Tata Motors is planning to have 10 electric vehicles (EVs)s in its portfolio by 2025, including the existing Nexon, Tigor, Tiago and Express T.
The company recently showcased the concept car Curvv which will be mass-produced on its Gen II platform that is optimised for EV but can also be used for traditional combustion engines.
Talking about the new EV lineup, Vivek Srivatsa, head, marketing and sales, Tata Passenger Electric Mobility Ltd, said the company is going to have the Curvv EV which is a coupe SUV, the Harrier EV and the Sierra EV.
Asked if the company plans to have born electric vehicles, Srivatasa said: “Born electric cannot have internal combustion engines and that dramatically limits their potential in the market.
“We are a firm believer that when we make a new product we should make it compatible with both electric production and traditional combustion engine that gives us economies of scale and with one product we can attract a large set of customers.”
Talking about the debottlenecking of EV demand, Srivats said: “It can be done only by expanding the charging infrastructure.
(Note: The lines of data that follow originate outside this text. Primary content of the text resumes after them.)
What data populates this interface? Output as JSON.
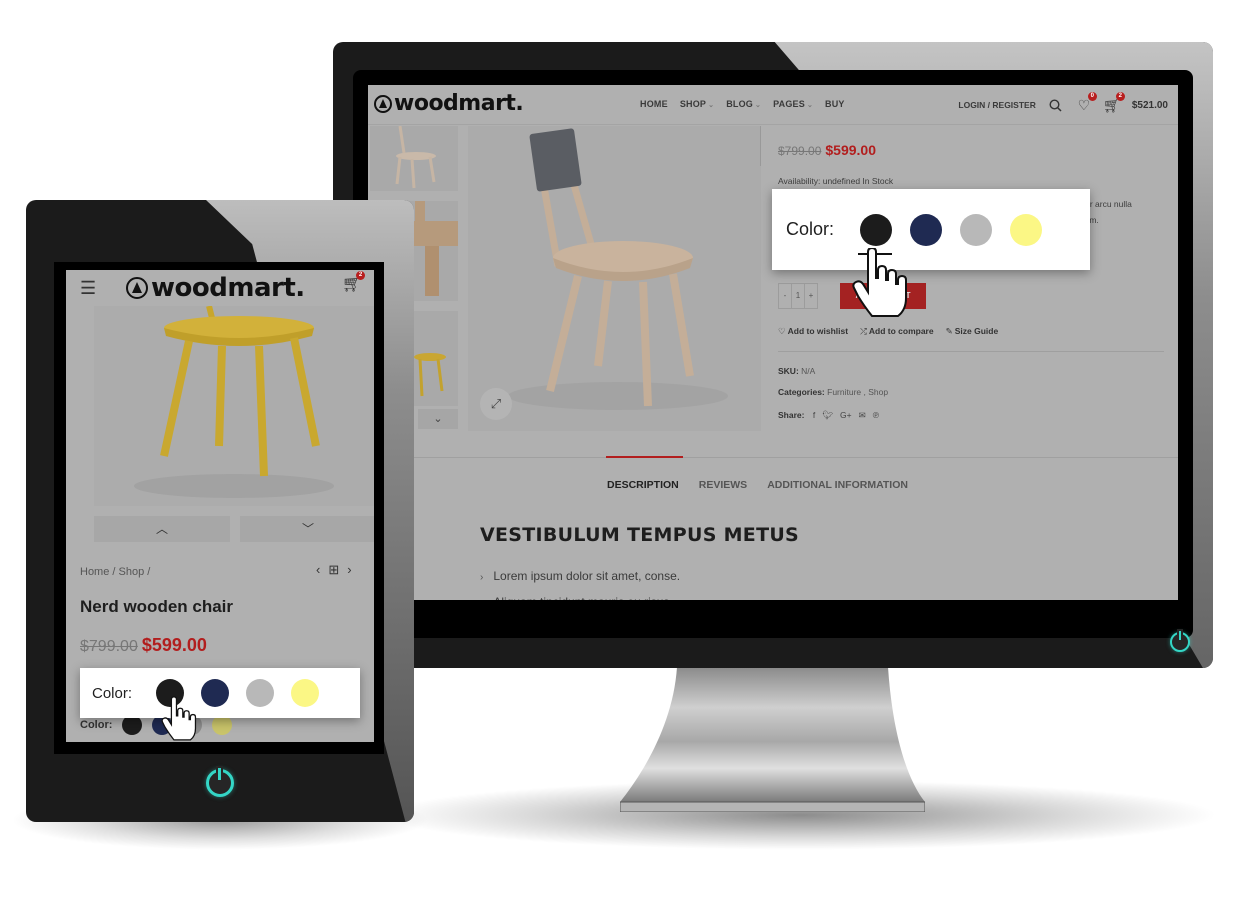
{
  "brand": {
    "name": "woodmart.",
    "accent": "#b21e1e",
    "power_accent": "#34d6c6"
  },
  "desktop": {
    "nav": [
      {
        "label": "HOME",
        "has_dropdown": false
      },
      {
        "label": "SHOP",
        "has_dropdown": true
      },
      {
        "label": "BLOG",
        "has_dropdown": true
      },
      {
        "label": "PAGES",
        "has_dropdown": true
      },
      {
        "label": "BUY",
        "has_dropdown": false
      }
    ],
    "login_label": "LOGIN / REGISTER",
    "wishlist_count": "0",
    "cart_count": "2",
    "cart_total": "$521.00",
    "price_old": "$799.00",
    "price_new": "$599.00",
    "availability": "Availability: undefined In Stock",
    "description_fragment": [
      "etur arcu nulla",
      "ulum."
    ],
    "quantity": {
      "minus": "-",
      "value": "1",
      "plus": "+"
    },
    "add_to_cart_label": "ADD TO CART",
    "actions": [
      {
        "icon": "heart-icon",
        "glyph": "♡",
        "label": "Add to wishlist"
      },
      {
        "icon": "shuffle-icon",
        "glyph": "⤮",
        "label": "Add to compare"
      },
      {
        "icon": "ruler-icon",
        "glyph": "✎",
        "label": "Size Guide"
      }
    ],
    "sku_label": "SKU:",
    "sku_value": "N/A",
    "categories_label": "Categories:",
    "categories_value": "Furniture , Shop",
    "share_label": "Share:",
    "share_icons": [
      {
        "name": "facebook-icon",
        "glyph": "f"
      },
      {
        "name": "twitter-icon",
        "glyph": "🐦︎"
      },
      {
        "name": "google-plus-icon",
        "glyph": "G+"
      },
      {
        "name": "email-icon",
        "glyph": "✉"
      },
      {
        "name": "pinterest-icon",
        "glyph": "℗"
      }
    ],
    "tabs": [
      {
        "label": "DESCRIPTION",
        "active": true
      },
      {
        "label": "REVIEWS",
        "active": false
      },
      {
        "label": "ADDITIONAL INFORMATION",
        "active": false
      }
    ],
    "content_title": "VESTIBULUM TEMPUS METUS",
    "content_list": [
      "Lorem ipsum dolor sit amet, conse.",
      "Aliquam tincidunt mauris eu risus."
    ]
  },
  "color_picker": {
    "label": "Color:",
    "swatches": [
      {
        "name": "black",
        "hex": "#1c1c1c",
        "selected": true
      },
      {
        "name": "navy",
        "hex": "#1f2a52",
        "selected": false
      },
      {
        "name": "gray",
        "hex": "#b8b8b8",
        "selected": false
      },
      {
        "name": "yellow",
        "hex": "#fbf785",
        "selected": false
      }
    ]
  },
  "tablet": {
    "cart_count": "2",
    "breadcrumb": "Home /  Shop  /",
    "product_title": "Nerd wooden chair",
    "price_old": "$799.00",
    "price_new": "$599.00",
    "color_label": "Color:",
    "underlying_swatches": [
      "#1c1c1c",
      "#1f2a52",
      "#8c8c8c",
      "#c9c46a"
    ]
  }
}
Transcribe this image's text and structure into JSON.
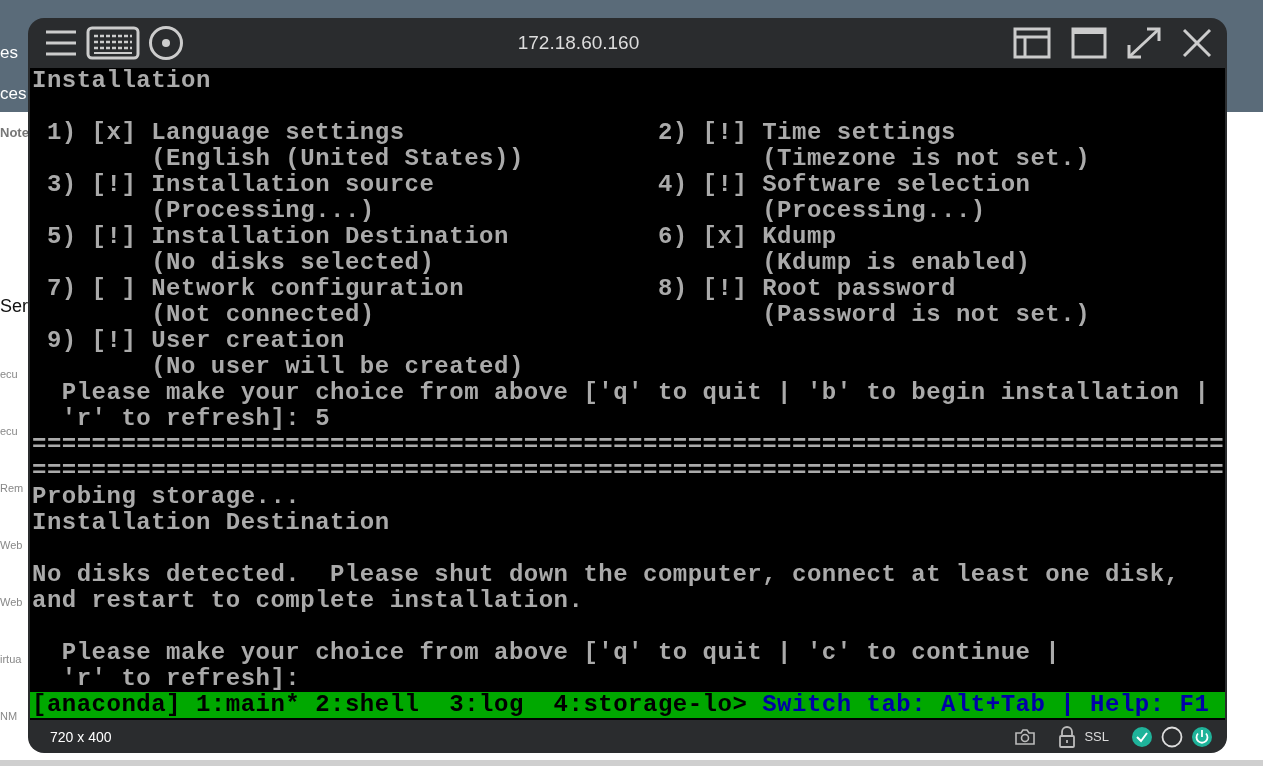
{
  "background": {
    "fragments": [
      {
        "text": "es",
        "kind": "heading"
      },
      {
        "text": "ces",
        "kind": "heading"
      },
      {
        "text": "Note",
        "kind": "label"
      },
      {
        "text": "Ser",
        "kind": "title"
      },
      {
        "text": "ecu",
        "kind": "item"
      },
      {
        "text": "ecu",
        "kind": "item"
      },
      {
        "text": "Rem",
        "kind": "item"
      },
      {
        "text": "Web",
        "kind": "item"
      },
      {
        "text": "Web",
        "kind": "item"
      },
      {
        "text": "irtua",
        "kind": "item"
      },
      {
        "text": "NM",
        "kind": "item"
      }
    ]
  },
  "window": {
    "title": "172.18.60.160",
    "footer": {
      "resolution": "720 x 400",
      "security": "SSL"
    }
  },
  "terminal": {
    "blocks": [
      {
        "lines": [
          "Installation"
        ]
      },
      {
        "lines": [
          " 1) [x] Language settings                 2) [!] Time settings",
          "        (English (United States))                (Timezone is not set.)",
          " 3) [!] Installation source               4) [!] Software selection",
          "        (Processing...)                          (Processing...)",
          " 5) [!] Installation Destination          6) [x] Kdump",
          "        (No disks selected)                      (Kdump is enabled)",
          " 7) [ ] Network configuration             8) [!] Root password",
          "        (Not connected)                          (Password is not set.)",
          " 9) [!] User creation",
          "        (No user will be created)",
          "  Please make your choice from above ['q' to quit | 'b' to begin installation |",
          "  'r' to refresh]: 5",
          "================================================================================",
          "================================================================================",
          "Probing storage...",
          "Installation Destination"
        ]
      },
      {
        "lines": [
          "No disks detected.  Please shut down the computer, connect at least one disk,",
          "and restart to complete installation."
        ]
      },
      {
        "lines": [
          "  Please make your choice from above ['q' to quit | 'c' to continue |",
          "  'r' to refresh]:"
        ]
      }
    ],
    "status_bar": {
      "tabs": "[anaconda] 1:main* 2:shell  3:log  4:storage-lo>",
      "help": "Switch tab: Alt+Tab | Help: F1"
    }
  }
}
We classify the challenges for EV adoption into two categories, one is highway charging which is predictable and functional.
People want to use EVs for long drives especially because they are far easier to drive, economical and comfortable but they need the trust that they will have an EV charger here, they won’t have to wait for too long and they will be able to charge it in half an hour, then its going to unlock a lot of potential.”
The other area of improvement is how to get people to charge their vehicles when they do not have dedicated parking slots.
Tata Motors has a target of being completely carbon neutral by 2040. The electrification of cars will give a strong momentum towards achieving carbon neutrality.
But the company will offer every powertrain till there is a demand.
“We estimate that by 2030, 50 per cent of our sales will be EV and 50 per cent ICE. While EV will grow fast and give us overall growth, ICE will sustain as well,” said Srivatsa.
“We believe the potential for EV penetration in smaller cities is very high. The smaller town customer has a far lesser running distance or mileage done in a week or so, so the number of times they have to charge is less,” Srivatsa said.
“Second is the availability of dedicated parking space is not such a challenge in smaller towns.
“And thirdly, mentally the people of Tier 2 and 3 cities are prepared to adopt
EVs because electric two-wheelers and three-wheelers have made a big impact there already.”
“Our portfolio, both in terms of EV and ICE, is expanding. And in terms of real estate we have to do justice to both the product ranges, there seems to be a need emerging for a separate channel,” said Srivatsa.